Not in bridal party

Looking for some insight to a situation that has left me feeling extremely hurt and betrayed.

I got married this year and had my best friend of over 10 years as my MOH- it was a no brainer. Despite living in different states the past few years, I still truly felt that my day would not be complete without her right next to me, and despite this ongoing situation, I wouldn't change my decision to have her as my MOH.

She got engaged a few months after the wedding, and I was thrilled for her. We started talking all things wedding, like her venue, colors, food (all the things you would talk about with a bridesmaid), and at no point did she ever breach not having me in the bridal party. Well, her wedding website was published, and to my shock, I am not in the wedding party. I honestly didn't even think of this as a possibility, we're more like sisters.

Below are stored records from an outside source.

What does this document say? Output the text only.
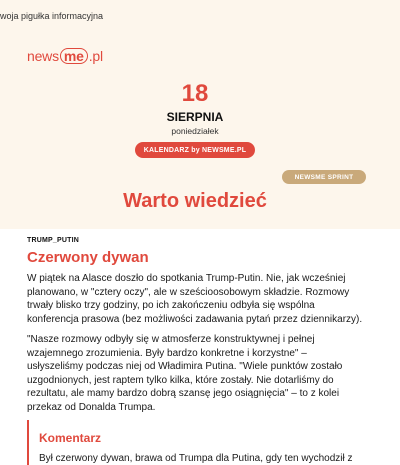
woja pigułka informacyjna
news me .pl
18
SIERPNIA
poniedziałek
KALENDARZ by NEWSME.PL
NEWSME SPRINT
Warto wiedzieć
TRUMP_PUTIN
Czerwony dywan

W piątek na Alasce doszło do spotkania Trump-Putin. Nie, jak wcześniej planowano, w "cztery oczy", ale w sześcioosobowym składzie. Rozmowy trwały blisko trzy godziny, po ich zakończeniu odbyła się wspólna konferencja prasowa (bez możliwości zadawania pytań przez dziennikarzy).

"Nasze rozmowy odbyły się w atmosferze konstruktywnej i pełnej wzajemnego zrozumienia. Były bardzo konkretne i korzystne" – usłyszeliśmy podczas niej od Władimira Putina. "Wiele punktów zostało uzgodnionych, jest raptem tylko kilka, które zostały. Nie dotarliśmy do rezultatu, ale mamy bardzo dobrą szansę jego osiągnięcia" – to z kolei przekaz od Donalda Trumpa.

Komentarz
Był czerwony dywan, brawa od Trumpa dla Putina, gdy ten wychodził z
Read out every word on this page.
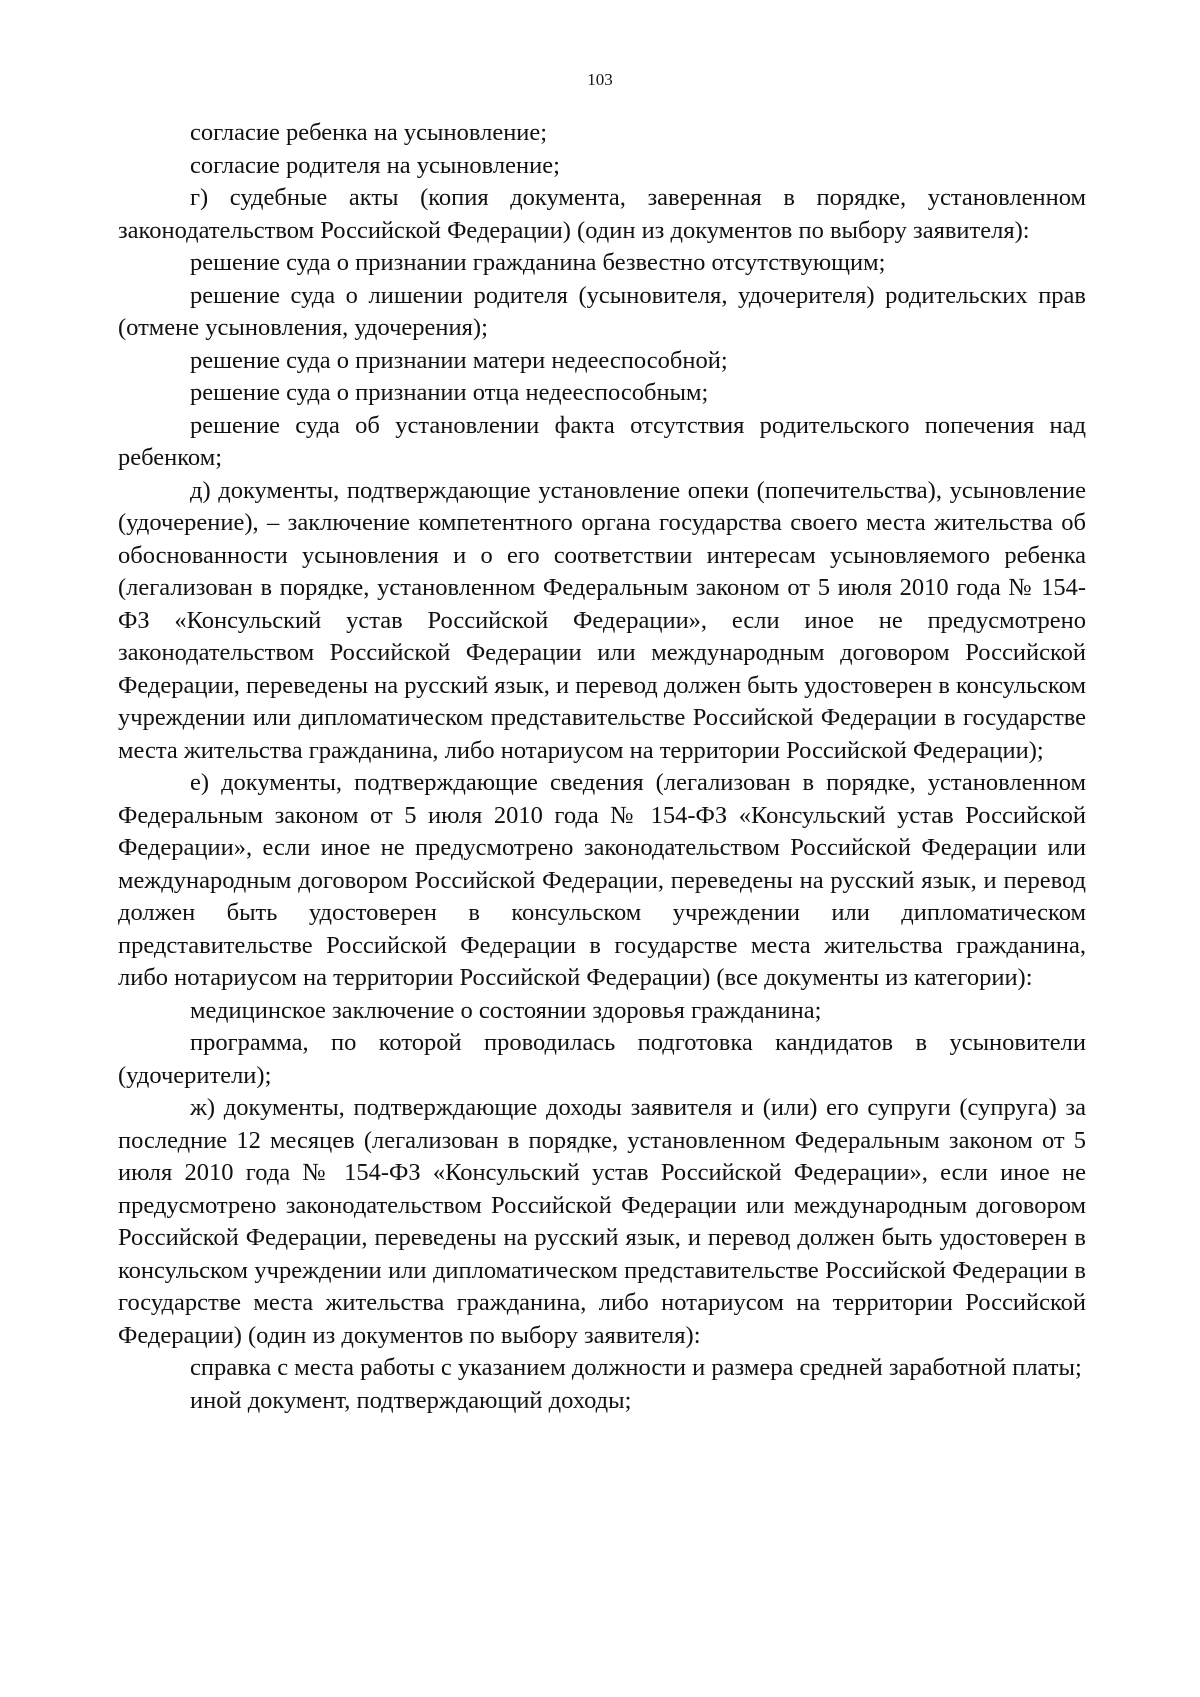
103

согласие ребенка на усыновление;

согласие родителя на усыновление;

г) судебные акты (копия документа, заверенная в порядке, установленном законодательством Российской Федерации) (один из документов по выбору заявителя):

решение суда о признании гражданина безвестно отсутствующим;

решение суда о лишении родителя (усыновителя, удочерителя) родительских прав (отмене усыновления, удочерения);

решение суда о признании матери недееспособной;

решение суда о признании отца недееспособным;

решение суда об установлении факта отсутствия родительского попечения над ребенком;

д) документы, подтверждающие установление опеки (попечительства), усыновление (удочерение), – заключение компетентного органа государства своего места жительства об обоснованности усыновления и о его соответствии интересам усыновляемого ребенка (легализован в порядке, установленном Федеральным законом от 5 июля 2010 года № 154-ФЗ «Консульский устав Российской Федерации», если иное не предусмотрено законодательством Российской Федерации или международным договором Российской Федерации, переведены на русский язык, и перевод должен быть удостоверен в консульском учреждении или дипломатическом представительстве Российской Федерации в государстве места жительства гражданина, либо нотариусом на территории Российской Федерации);

е) документы, подтверждающие сведения (легализован в порядке, установленном Федеральным законом от 5 июля 2010 года № 154-ФЗ «Консульский устав Российской Федерации», если иное не предусмотрено законодательством Российской Федерации или международным договором Российской Федерации, переведены на русский язык, и перевод должен быть удостоверен в консульском учреждении или дипломатическом представительстве Российской Федерации в государстве места жительства гражданина, либо нотариусом на территории Российской Федерации) (все документы из категории):

медицинское заключение о состоянии здоровья гражданина;

программа, по которой проводилась подготовка кандидатов в усыновители (удочерители);

ж) документы, подтверждающие доходы заявителя и (или) его супруги (супруга) за последние 12 месяцев (легализован в порядке, установленном Федеральным законом от 5 июля 2010 года № 154-ФЗ «Консульский устав Российской Федерации», если иное не предусмотрено законодательством Российской Федерации или международным договором Российской Федерации, переведены на русский язык, и перевод должен быть удостоверен в консульском учреждении или дипломатическом представительстве Российской Федерации в государстве места жительства гражданина, либо нотариусом на территории Российской Федерации) (один из документов по выбору заявителя):

справка с места работы с указанием должности и размера средней заработной платы;

иной документ, подтверждающий доходы;
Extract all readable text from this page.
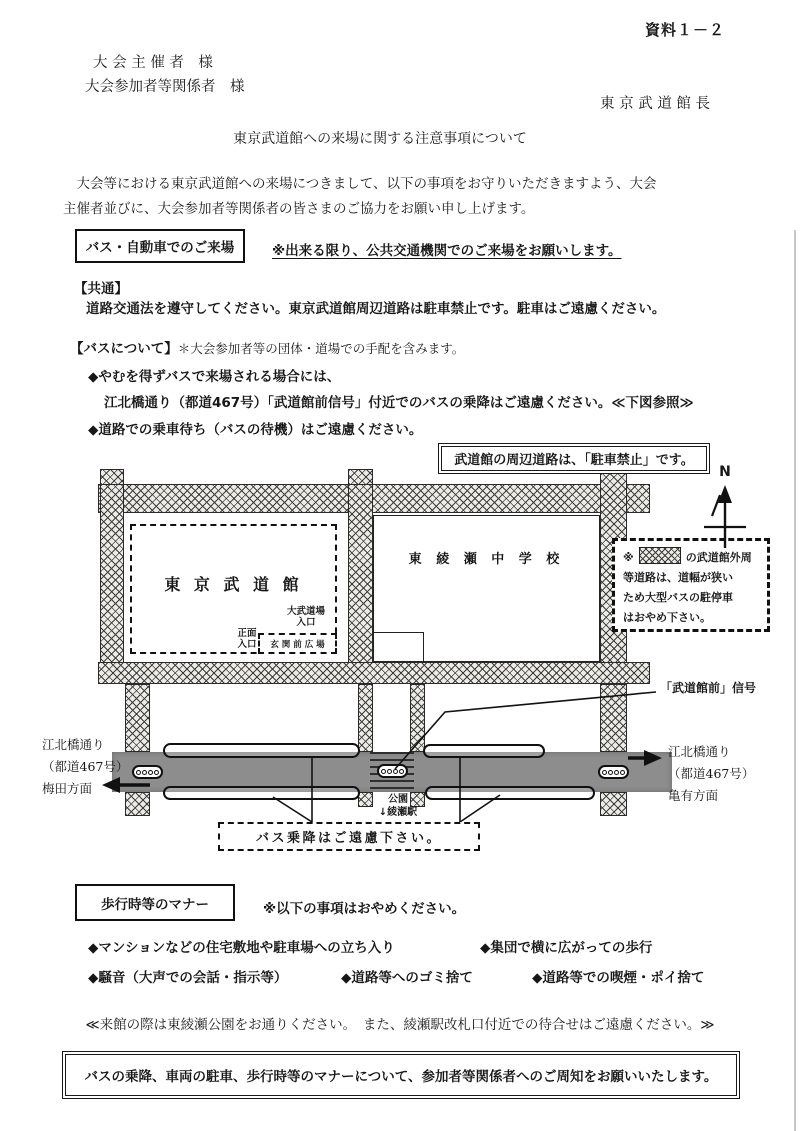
資料１－２
大 会 主 催 者　様
大会参加者等関係者　様
東 京 武 道 館 長
東京武道館への来場に関する注意事項について
　大会等における東京武道館への来場につきまして、以下の事項をお守りいただきますよう、大会
主催者並びに、大会参加者等関係者の皆さまのご協力をお願い申し上げます。
バス・自動車でのご来場	※出来る限り、公共交通機関でのご来場をお願いします。
【共通】
道路交通法を遵守してください。東京武道館周辺道路は駐車禁止です。駐車はご遠慮ください。
【バスについて】＊大会参加者等の団体・道場での手配を含みます。
◆やむを得ずバスで来場される場合には、
江北橋通り（都道467号）「武道館前信号」付近でのバスの乗降はご遠慮ください。≪下図参照≫
◆道路での乗車待ち（バスの待機）はご遠慮ください。
東 京 武 道 館
大武道場
入口
正面
入口 玄 関 前 広 場
東 綾 瀬 中 学 校
武道館の周辺道路は、「駐車禁止」です。
※	の武道館外周
等道路は、道幅が狭い
ため大型バスの駐停車
はおやめ下さい。
N
「武道館前」信号
江北橋通り
（都道467号）
梅田方面
江北橋通り
（都道467号）
亀有方面
公園
↓綾瀬駅
バス乗降はご遠慮下さい。
歩行時等のマナー	※以下の事項はおやめください。
◆マンションなどの住宅敷地や駐車場への立ち入り	◆集団で横に広がっての歩行
◆騒音（大声での会話・指示等）	◆道路等へのゴミ捨て	◆道路等での喫煙・ポイ捨て
≪来館の際は東綾瀬公園をお通りください。　また、綾瀬駅改札口付近での待合せはご遠慮ください。≫
バスの乗降、車両の駐車、歩行時等のマナーについて、参加者等関係者へのご周知をお願いいたします。
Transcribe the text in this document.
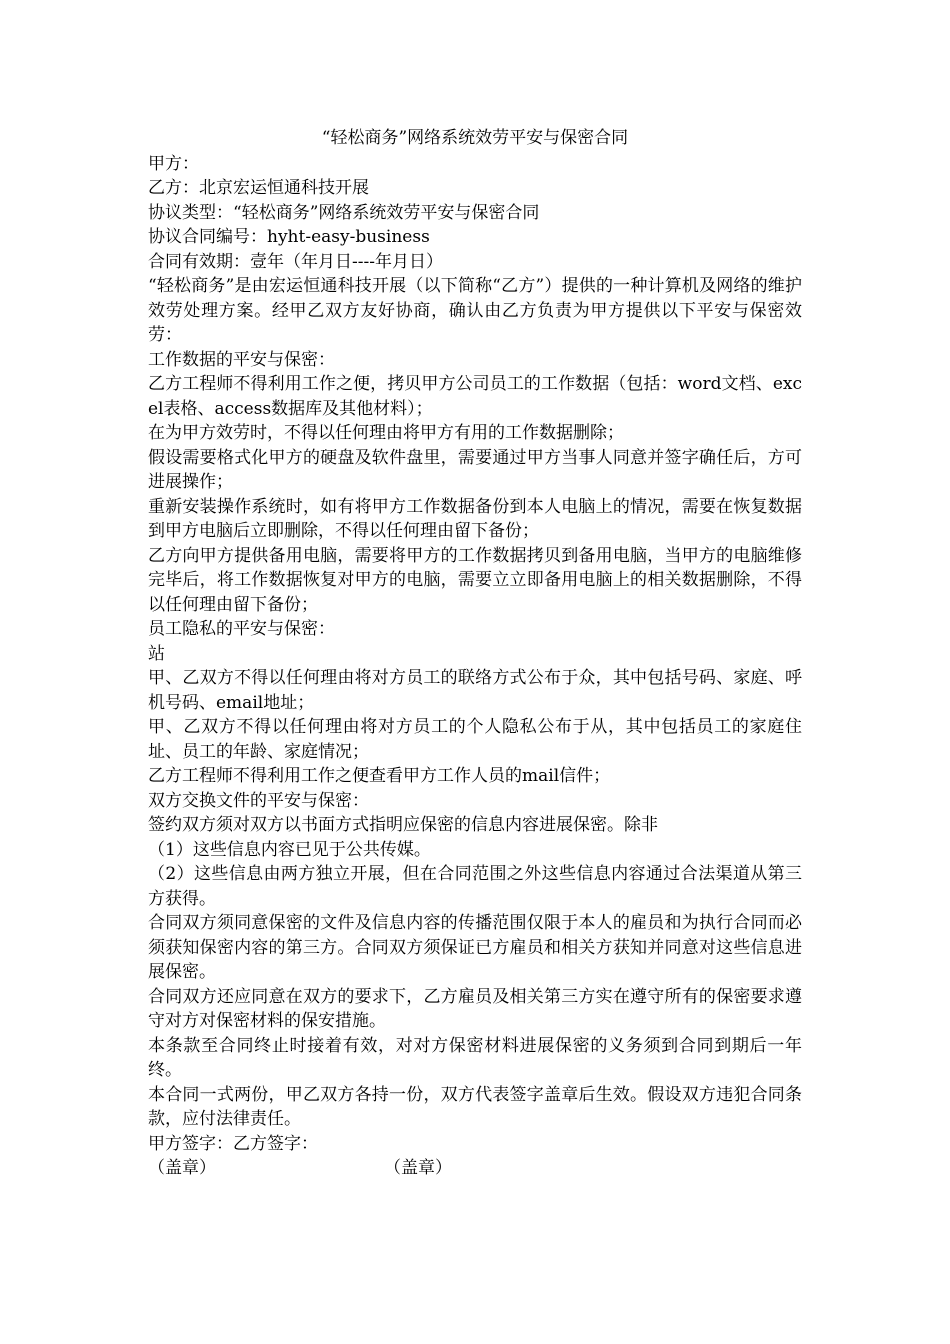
“轻松商务”网络系统效劳平安与保密合同

甲方：

乙方：北京宏运恒通科技开展

协议类型：“轻松商务”网络系统效劳平安与保密合同

协议合同编号：hyht-easy-business

合同有效期：壹年（年月日----年月日）

“轻松商务”是由宏运恒通科技开展（以下简称“乙方”）提供的一种计算机及网络的维护效劳处理方案。经甲乙双方友好协商，确认由乙方负责为甲方提供以下平安与保密效劳：

工作数据的平安与保密：

乙方工程师不得利用工作之便，拷贝甲方公司员工的工作数据（包括：word文档、excel表格、access数据库及其他材料）；

在为甲方效劳时，不得以任何理由将甲方有用的工作数据删除；

假设需要格式化甲方的硬盘及软件盘里，需要通过甲方当事人同意并签字确任后，方可进展操作；

重新安装操作系统时，如有将甲方工作数据备份到本人电脑上的情况，需要在恢复数据到甲方电脑后立即删除，不得以任何理由留下备份；

乙方向甲方提供备用电脑，需要将甲方的工作数据拷贝到备用电脑，当甲方的电脑维修完毕后，将工作数据恢复对甲方的电脑，需要立立即备用电脑上的相关数据删除，不得以任何理由留下备份；

员工隐私的平安与保密：

站

甲、乙双方不得以任何理由将对方员工的联络方式公布于众，其中包括号码、家庭、呼机号码、email地址；

甲、乙双方不得以任何理由将对方员工的个人隐私公布于从，其中包括员工的家庭住址、员工的年龄、家庭情况；

乙方工程师不得利用工作之便查看甲方工作人员的mail信件；

双方交换文件的平安与保密：

签约双方须对双方以书面方式指明应保密的信息内容进展保密。除非

（1）这些信息内容已见于公共传媒。

（2）这些信息由两方独立开展，但在合同范围之外这些信息内容通过合法渠道从第三方获得。

合同双方须同意保密的文件及信息内容的传播范围仅限于本人的雇员和为执行合同而必须获知保密内容的第三方。合同双方须保证已方雇员和相关方获知并同意对这些信息进展保密。

合同双方还应同意在双方的要求下，乙方雇员及相关第三方实在遵守所有的保密要求遵守对方对保密材料的保安措施。

本条款至合同终止时接着有效，对对方保密材料进展保密的义务须到合同到期后一年终。

本合同一式两份，甲乙双方各持一份，双方代表签字盖章后生效。假设双方违犯合同条款，应付法律责任。

甲方签字：乙方签字：

（盖章）	（盖章）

I gave myself a few days to calm down before I called her and had a conversation about not even giving me a heads up that I wouldn't be in the wedding party. She said she didn't know how to have the conversation with me, and her FH didn't want people in the party that didn't know them as a couple, and didn't want the sides being uneven. I feel that's a BS excuse, but ultimately it's her decision and I cannot change it.

What I'm still struggling with is if I go to the wedding as a guest. I've made my feelings extremely clear to her, and she apologized and stated it wasn't her intention to hurt me. It will cost me over $1000 to attend, and I just don't feel that I'm important enough to go if I wasn't included in the bridal party. Money isn't the issue, it's my feelings around the situation. In the past, I have been treated as the "reliable" friend, and have been used as a doormat when no one else was there. If I don't go, I'm saying goodbye to my friendship of 10 years. If I do go, I'm saying it's OK to treat me like this and feel as if I'm excusing the behavior.